Health care reform advocates are now pointing out that yesterday’s CMS report projects that after the initial coverage expansion, the health care cost-curve does begin to bend very slightly. That’s true. But that projection relies on some rather unlikely assumptions. The first, as I’ve noted, is that Congress allows a major reduction in doctor payments at the end of this year, which is not at all likely. Next is that the so-called “Cadillac tax”—an excise tax on expensive health plans—is allowed to go into effect. Given that, under significant union pressure, the law’s authors already delayed the start of the provision until near the end of the decade, I’m not sure we can count on that either. It’s not impossible, but Congress isn’t known for its eagerness to allow new taxes that would negatively affect politically influential constituencies.
It also relies on the assumption that IPAB, the new board responsible for keeping Medicare growth in check, will be effective in its mission. But as James Capretta argued in May, the board is somewhat limited in terms of how it can achieve those cuts:
In the past, to hit budget targets, Congress has always preferred to impose across-the-board payment rate reductions to provisions which would punish or reward providers based on some measure of quality or efficient performance. Tellingly, that was also true in the bill Congress just passed. The big savings comes from arbitrary cuts in payment updates for institutional providers of care.
The CBO, in its careful evenhanded way, also thinks there’s a reasonably good chance the board won’t save money. Last summer, director Doug Elmendorf told Congress that "in CBO's judgment, the probability is high that no savings would be realized...but there is also a chance that substantial savings might be realized.” In other words, it’s not impossible that some savings could be achieved.
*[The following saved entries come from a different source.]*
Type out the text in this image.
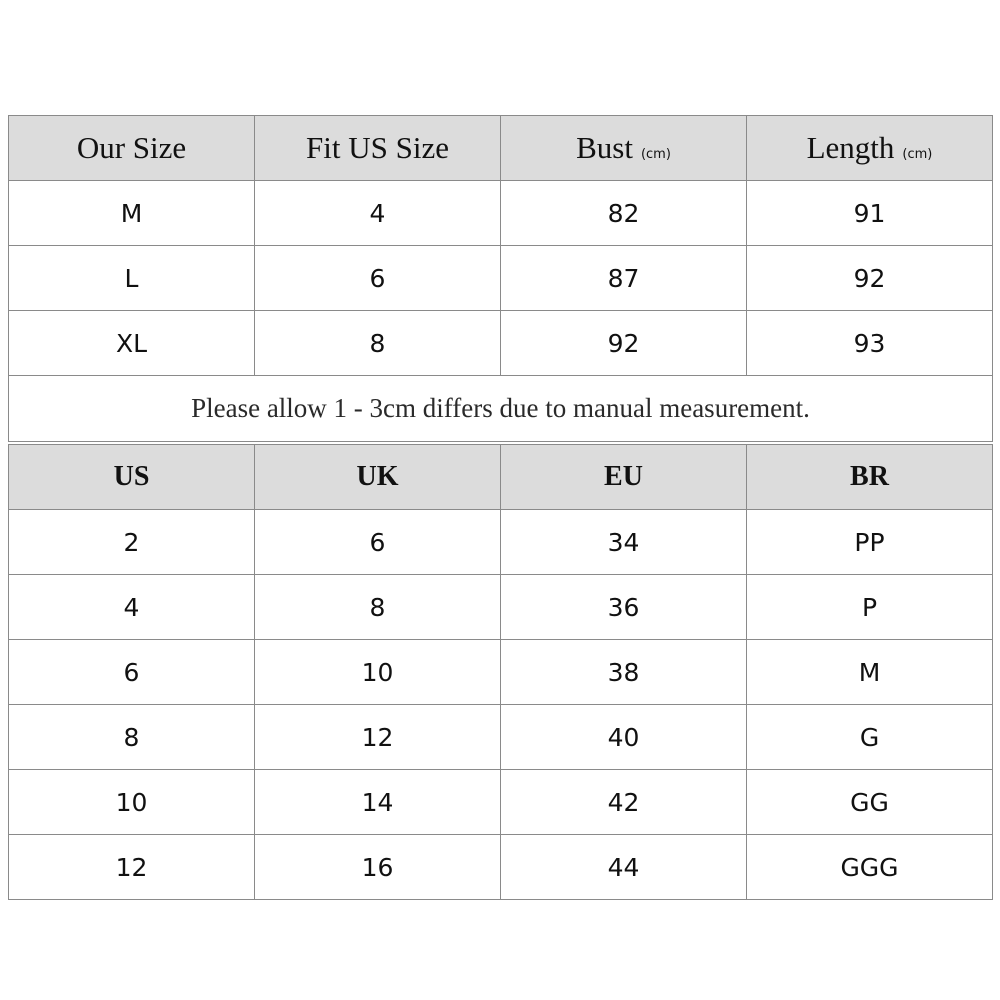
Our Size	Fit US Size	Bust (cm)	Length (cm)
M	4	82	91
L	6	87	92
XL	8	92	93
Please allow 1 - 3cm differs due to manual measurement.			
US	UK	EU	BR
2	6	34	PP
4	8	36	P
6	10	38	M
8	12	40	G
10	14	42	GG
12	16	44	GGG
But the high probability is that it won’t work.
Even Medicare’s chief actuary is skeptical of the board’s chances at meeting its optimistic spending targets, writing in April that “in general, limiting cost growth to a level below medical price inflation alone would represent an exceedingly difficult challenge” and noting that "the Board’s efforts would be further complicated by provisions that prohibit increases in cost-sharing requirements and that exempt certain categories of Medicare expenditures from consideration."
So fair enough: If the new health care law is implemented without minimal hiccups, and all of the cost-cutting measures work as well as planned, it has a chance to bend the curve very, very slightly during the final half of the upcoming decade. On that, health reform advocates are correct. I can't speak for anyone else, but betting that a decade-long coordination of a trillion-dollar program between bureaucrats in Washington, legislators in Congress, and policymakers in fifty different state governments will somehow go exactly as hoped doesn’t seem like a very good wager to me.